People don’t contact us because something good happened. They contact us because they were harassed at work because of their race, age, sex, religion – it could be numerous things.

On the giving end, Esther knows what kindness and generosity can mean because she’s been on the receiving end, too. She tells how, while she was at CBU, “I met of people who made me more compassionate.” For example, “I didn’t have a car. When I told Dr. Taylor I was interested in teaching but that I couldn’t get myself around, he asked, ‘What else could we do?’ And he created a TA job for me. His kindness and that experience really shaped me.” His creativity in how to meet her need reminds her to find creative solutions to the problems of others.

Dr. Campbell helped shape her, too. The professor’s oversight of Esther’s internship in Cambodia, a partnership with the Harpswell Foundation, gave her confidence and understanding, not only of the young women she worked with and befriended who would have a chance to go to university through the foundation but also of herself.

After all, there were times she struggled in school, too, times she felt alone. But, she says, “It wasn’t because I didn’t have people. I just wasn’t taking advantage of what I had at that time. CBU creates a culture of strong, close community. Everyone at CBU that I was close with were very giving and kind people, people who were the first ones to be there for you if you asked for help. And that’s something that maybe other, bigger schools don’t have – that sense of community, that sense of belonging.”

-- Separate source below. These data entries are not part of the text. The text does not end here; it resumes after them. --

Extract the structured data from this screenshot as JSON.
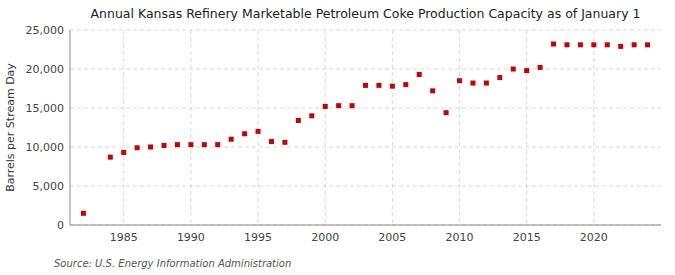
{
  "chart_data": {
    "type": "scatter",
    "title": "Annual Kansas Refinery Marketable Petroleum Coke Production Capacity as of January 1",
    "y_label": "Barrels per Stream Day",
    "source": "Source: U.S. Energy Information Administration",
    "x": [
      1982,
      1984,
      1985,
      1986,
      1987,
      1988,
      1989,
      1990,
      1991,
      1992,
      1993,
      1994,
      1995,
      1996,
      1997,
      1998,
      1999,
      2000,
      2001,
      2002,
      2003,
      2004,
      2005,
      2006,
      2007,
      2008,
      2009,
      2010,
      2011,
      2012,
      2013,
      2014,
      2015,
      2016,
      2017,
      2018,
      2019,
      2020,
      2021,
      2022,
      2023,
      2024
    ],
    "values": [
      1500,
      8700,
      9300,
      9900,
      10000,
      10200,
      10300,
      10300,
      10300,
      10300,
      11000,
      11700,
      12000,
      10700,
      10600,
      13400,
      14000,
      15200,
      15300,
      15300,
      17900,
      17900,
      17800,
      18000,
      19300,
      17200,
      14400,
      18500,
      18200,
      18200,
      18900,
      20000,
      19800,
      20200,
      23200,
      23100,
      23100,
      23100,
      23100,
      22900,
      23100,
      23100
    ],
    "color": "#cc0000",
    "marker": "square",
    "xlim": [
      1981,
      2025
    ],
    "ylim": [
      0,
      25000
    ],
    "xticks": [
      1985,
      1990,
      1995,
      2000,
      2005,
      2010,
      2015,
      2020
    ],
    "yticks": [
      0,
      {
        "value": 5000,
        "label": "5,000"
      },
      {
        "value": 10000,
        "label": "10,000"
      },
      {
        "value": 15000,
        "label": "15,000"
      },
      {
        "value": 20000,
        "label": "20,000"
      },
      {
        "value": 25000,
        "label": "25,000"
      }
    ],
    "grid": true
  }
}
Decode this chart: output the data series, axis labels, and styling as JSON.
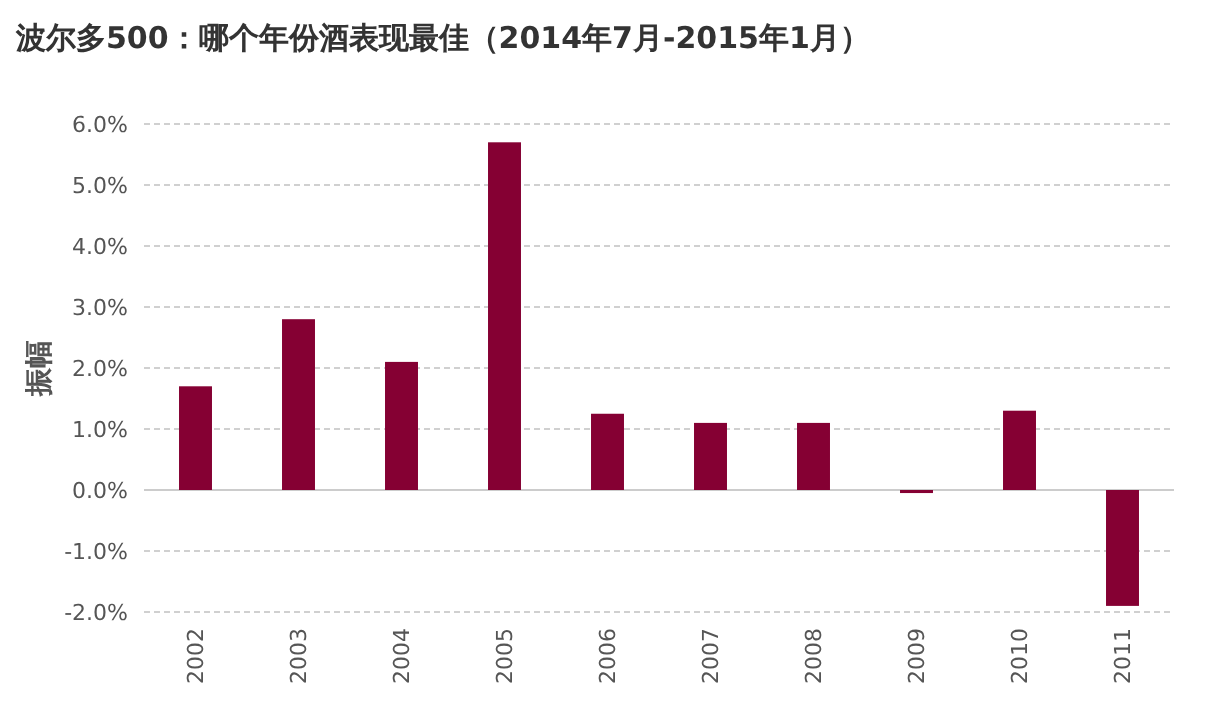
{
  "chart_data": {
    "type": "bar",
    "title": "波尔多500：哪个年份酒表现最佳（2014年7月-2015年1月）",
    "ylabel": "振幅",
    "categories": [
      "2002",
      "2003",
      "2004",
      "2005",
      "2006",
      "2007",
      "2008",
      "2009",
      "2010",
      "2011"
    ],
    "values": [
      1.7,
      2.8,
      2.1,
      5.7,
      1.25,
      1.1,
      1.1,
      -0.05,
      1.3,
      -1.9
    ],
    "color": "#850033",
    "ylim": [
      -2,
      6
    ],
    "yticks": [
      {
        "value": -2,
        "label": "-2.0%"
      },
      {
        "value": -1,
        "label": "-1.0%"
      },
      {
        "value": 0,
        "label": "0.0%"
      },
      {
        "value": 1,
        "label": "1.0%"
      },
      {
        "value": 2,
        "label": "2.0%"
      },
      {
        "value": 3,
        "label": "3.0%"
      },
      {
        "value": 4,
        "label": "4.0%"
      },
      {
        "value": 5,
        "label": "5.0%"
      },
      {
        "value": 6,
        "label": "6.0%"
      }
    ],
    "grid": "y"
  }
}
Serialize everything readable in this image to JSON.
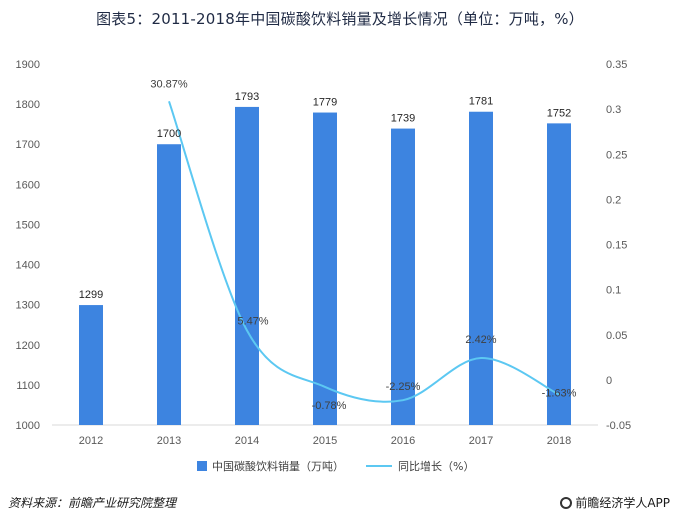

Even in challenging, rigorous classes, she felt the strength of her peers. When Biological Psychology’s study of the brain’s neurotransmitters confused her, she found herself leaning on fellow softball teammates and the biology majors in the class. She studied hard, relied on their help, and finished with “a pretty good grade.” More than that, she had a deeper understanding of the power of working together.

CBU student Esther Ferreira

Now Esther carries CBU’s sense of community with her wherever she goes. From Cambodia to Tonga, from the softball field to a Social Security office, from Alpha Xi Delta sorority to the EEOC, Esther continues to find her greatest joy in helping others:  “CBU’s ‘Enter to Learn, Leave to Serve’ has been my model for the past six-plus years. It’s something that really resonates with me. I have a passion for people, to serve them, to help them in any capacity I possibly can.”

How does she do that? “It all comes down to listening to people,” she says, “having compassion for people, getting to know them, listening to their stories, listening to understand. Everybody is different, and everybody goes through different things. Living in a lot of different places has allowed me to get to know lots of different kinds of people and what they go through. That’s something that’s really important in my job.” That’s something that’s important in any job, in any place.

And that’s why, no matter where she goes – and she will go – Esther Ferreira will find ways to help people. And what better success is there?